Banks found overcharging clients must return the money, commission Chairman Wellington Koo (顧立雄) said, adding that the commission would report to the legislature’s Finance Committee within one month after completing the inspection.
The commission has asked the Bankers Association to address the issue by requiring all banks to conduct an audit and report the results to the commission, Examination Bureau head Wang Li-chuan (王儷娟) said.
Regulations bar banks from fining clients three times in a row, but one bank charged its clients more than four times, Wang said, adding that each fine cannot exceed NT$500.

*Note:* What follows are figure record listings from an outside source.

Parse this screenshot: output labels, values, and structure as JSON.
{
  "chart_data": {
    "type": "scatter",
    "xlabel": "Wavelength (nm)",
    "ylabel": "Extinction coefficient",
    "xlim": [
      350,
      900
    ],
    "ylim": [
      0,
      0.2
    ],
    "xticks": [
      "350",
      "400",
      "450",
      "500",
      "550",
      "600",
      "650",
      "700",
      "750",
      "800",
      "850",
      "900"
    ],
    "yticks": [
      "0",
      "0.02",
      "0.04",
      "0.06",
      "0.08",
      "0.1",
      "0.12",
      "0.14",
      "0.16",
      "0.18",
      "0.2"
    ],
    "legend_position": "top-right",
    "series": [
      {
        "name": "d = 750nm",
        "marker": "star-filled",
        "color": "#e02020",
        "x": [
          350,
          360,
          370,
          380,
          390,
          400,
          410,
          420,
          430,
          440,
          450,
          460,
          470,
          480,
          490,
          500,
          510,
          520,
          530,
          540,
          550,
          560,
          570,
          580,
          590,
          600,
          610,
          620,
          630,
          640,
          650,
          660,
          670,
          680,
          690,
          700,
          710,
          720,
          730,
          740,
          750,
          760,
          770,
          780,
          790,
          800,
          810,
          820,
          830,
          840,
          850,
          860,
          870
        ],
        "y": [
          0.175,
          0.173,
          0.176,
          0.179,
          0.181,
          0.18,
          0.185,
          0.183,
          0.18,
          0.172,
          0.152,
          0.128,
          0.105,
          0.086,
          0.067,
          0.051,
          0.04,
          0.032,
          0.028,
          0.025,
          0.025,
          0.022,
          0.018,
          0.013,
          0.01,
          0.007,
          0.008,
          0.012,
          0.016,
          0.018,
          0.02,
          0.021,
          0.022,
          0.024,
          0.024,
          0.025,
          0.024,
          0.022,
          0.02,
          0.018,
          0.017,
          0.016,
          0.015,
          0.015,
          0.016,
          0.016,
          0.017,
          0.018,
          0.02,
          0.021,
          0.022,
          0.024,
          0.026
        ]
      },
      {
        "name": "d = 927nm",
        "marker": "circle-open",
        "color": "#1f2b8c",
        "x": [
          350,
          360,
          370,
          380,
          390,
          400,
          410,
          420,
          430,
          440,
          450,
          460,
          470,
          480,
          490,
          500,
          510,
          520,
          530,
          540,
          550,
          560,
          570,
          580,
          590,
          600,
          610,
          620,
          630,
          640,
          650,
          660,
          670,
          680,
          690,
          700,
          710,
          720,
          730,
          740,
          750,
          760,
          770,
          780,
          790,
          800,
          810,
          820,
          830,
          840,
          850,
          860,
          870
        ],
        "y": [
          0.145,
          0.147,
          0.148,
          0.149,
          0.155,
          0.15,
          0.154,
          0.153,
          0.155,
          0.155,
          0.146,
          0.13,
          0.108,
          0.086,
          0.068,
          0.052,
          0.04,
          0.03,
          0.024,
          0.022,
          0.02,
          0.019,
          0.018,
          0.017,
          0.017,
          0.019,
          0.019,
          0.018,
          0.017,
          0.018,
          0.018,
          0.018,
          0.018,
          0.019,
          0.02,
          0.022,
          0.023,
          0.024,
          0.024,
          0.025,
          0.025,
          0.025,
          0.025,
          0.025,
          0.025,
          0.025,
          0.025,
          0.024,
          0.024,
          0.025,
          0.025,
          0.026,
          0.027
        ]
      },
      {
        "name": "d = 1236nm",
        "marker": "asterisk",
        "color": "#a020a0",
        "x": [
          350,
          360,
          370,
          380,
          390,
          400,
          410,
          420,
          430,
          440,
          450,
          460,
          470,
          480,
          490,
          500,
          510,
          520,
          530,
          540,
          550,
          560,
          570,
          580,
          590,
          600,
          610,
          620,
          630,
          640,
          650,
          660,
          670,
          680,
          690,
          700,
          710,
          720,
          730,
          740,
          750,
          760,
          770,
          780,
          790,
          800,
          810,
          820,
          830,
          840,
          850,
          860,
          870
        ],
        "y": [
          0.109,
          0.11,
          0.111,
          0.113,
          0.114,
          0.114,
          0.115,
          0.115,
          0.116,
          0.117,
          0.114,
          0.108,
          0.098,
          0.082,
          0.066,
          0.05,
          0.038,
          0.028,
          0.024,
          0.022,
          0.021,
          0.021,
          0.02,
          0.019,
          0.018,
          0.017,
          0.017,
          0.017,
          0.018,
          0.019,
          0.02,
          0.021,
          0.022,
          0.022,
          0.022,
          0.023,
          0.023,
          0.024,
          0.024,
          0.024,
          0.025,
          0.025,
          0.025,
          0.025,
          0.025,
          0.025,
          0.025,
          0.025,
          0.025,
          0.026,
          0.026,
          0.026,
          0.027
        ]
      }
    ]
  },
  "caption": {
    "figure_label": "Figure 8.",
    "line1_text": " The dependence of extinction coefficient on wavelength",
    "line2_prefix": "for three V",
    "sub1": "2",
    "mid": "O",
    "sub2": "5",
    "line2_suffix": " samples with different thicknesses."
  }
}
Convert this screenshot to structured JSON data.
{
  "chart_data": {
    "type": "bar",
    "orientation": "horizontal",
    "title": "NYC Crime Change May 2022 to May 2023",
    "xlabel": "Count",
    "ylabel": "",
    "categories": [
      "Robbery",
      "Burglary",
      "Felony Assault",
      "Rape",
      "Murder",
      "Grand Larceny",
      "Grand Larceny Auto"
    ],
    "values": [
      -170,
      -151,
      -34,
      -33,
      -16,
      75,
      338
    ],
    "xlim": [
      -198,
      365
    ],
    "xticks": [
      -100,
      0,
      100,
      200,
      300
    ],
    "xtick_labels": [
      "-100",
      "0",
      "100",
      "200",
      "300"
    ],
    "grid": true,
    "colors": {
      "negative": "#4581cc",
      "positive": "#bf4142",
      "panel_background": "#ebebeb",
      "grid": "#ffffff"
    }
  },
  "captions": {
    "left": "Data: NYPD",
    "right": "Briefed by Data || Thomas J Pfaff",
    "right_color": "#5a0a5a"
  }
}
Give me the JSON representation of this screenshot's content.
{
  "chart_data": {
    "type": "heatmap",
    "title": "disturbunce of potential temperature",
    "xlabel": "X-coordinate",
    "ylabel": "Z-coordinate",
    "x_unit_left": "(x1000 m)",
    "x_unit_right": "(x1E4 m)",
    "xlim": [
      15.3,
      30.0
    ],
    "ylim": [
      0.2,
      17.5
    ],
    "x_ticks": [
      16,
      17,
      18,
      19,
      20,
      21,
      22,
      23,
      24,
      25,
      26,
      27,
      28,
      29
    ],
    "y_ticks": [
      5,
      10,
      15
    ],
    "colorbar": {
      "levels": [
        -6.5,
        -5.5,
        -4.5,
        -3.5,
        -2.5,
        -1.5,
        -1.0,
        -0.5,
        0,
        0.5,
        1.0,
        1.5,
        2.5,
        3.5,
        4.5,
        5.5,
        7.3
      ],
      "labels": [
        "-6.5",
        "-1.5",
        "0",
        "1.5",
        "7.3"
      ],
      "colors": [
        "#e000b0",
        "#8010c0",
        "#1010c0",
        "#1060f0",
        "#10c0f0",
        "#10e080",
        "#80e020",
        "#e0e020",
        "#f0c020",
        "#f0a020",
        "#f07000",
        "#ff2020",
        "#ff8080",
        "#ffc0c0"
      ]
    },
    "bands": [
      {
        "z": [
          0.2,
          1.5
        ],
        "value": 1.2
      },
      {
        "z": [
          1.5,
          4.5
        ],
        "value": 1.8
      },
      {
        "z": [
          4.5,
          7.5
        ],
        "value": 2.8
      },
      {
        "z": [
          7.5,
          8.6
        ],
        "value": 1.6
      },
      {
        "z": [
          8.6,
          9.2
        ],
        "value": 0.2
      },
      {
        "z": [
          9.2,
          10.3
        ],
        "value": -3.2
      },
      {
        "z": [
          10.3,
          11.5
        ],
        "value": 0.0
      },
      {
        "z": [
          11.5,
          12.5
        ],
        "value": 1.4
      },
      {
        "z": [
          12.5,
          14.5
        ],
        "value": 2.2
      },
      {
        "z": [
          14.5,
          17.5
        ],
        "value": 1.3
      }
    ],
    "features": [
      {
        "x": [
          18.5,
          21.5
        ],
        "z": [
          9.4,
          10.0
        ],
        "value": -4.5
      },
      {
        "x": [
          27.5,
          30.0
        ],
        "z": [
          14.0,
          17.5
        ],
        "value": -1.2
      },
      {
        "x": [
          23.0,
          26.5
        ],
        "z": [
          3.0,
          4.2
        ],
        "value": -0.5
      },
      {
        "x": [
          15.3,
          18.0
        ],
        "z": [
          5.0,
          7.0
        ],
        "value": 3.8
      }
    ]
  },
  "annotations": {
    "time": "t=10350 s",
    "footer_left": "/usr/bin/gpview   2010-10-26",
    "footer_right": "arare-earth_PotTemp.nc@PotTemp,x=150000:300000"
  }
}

The bank’s overcharged fines totaled about NT$10 million, she said, adding that it would be asked to return the money.
Chinese Nationalist Party (KMT) Legislator William Tseng (曾銘宗) said at a meeting of the legislature’s Finance Committee that the US regulator in June found that Citibank had overcharged its credit-card customers US$335 million in interest since 2011.
Citibank Taiwan Ltd (台灣花旗) was also fined NT$2.5 million by the commission after a system update glitch caused it to overcharge its credit-card clients, causing an estimated 300,000 clients to lose a total of NT$31 million, Tseng said, urging Koo to initiate a complete check.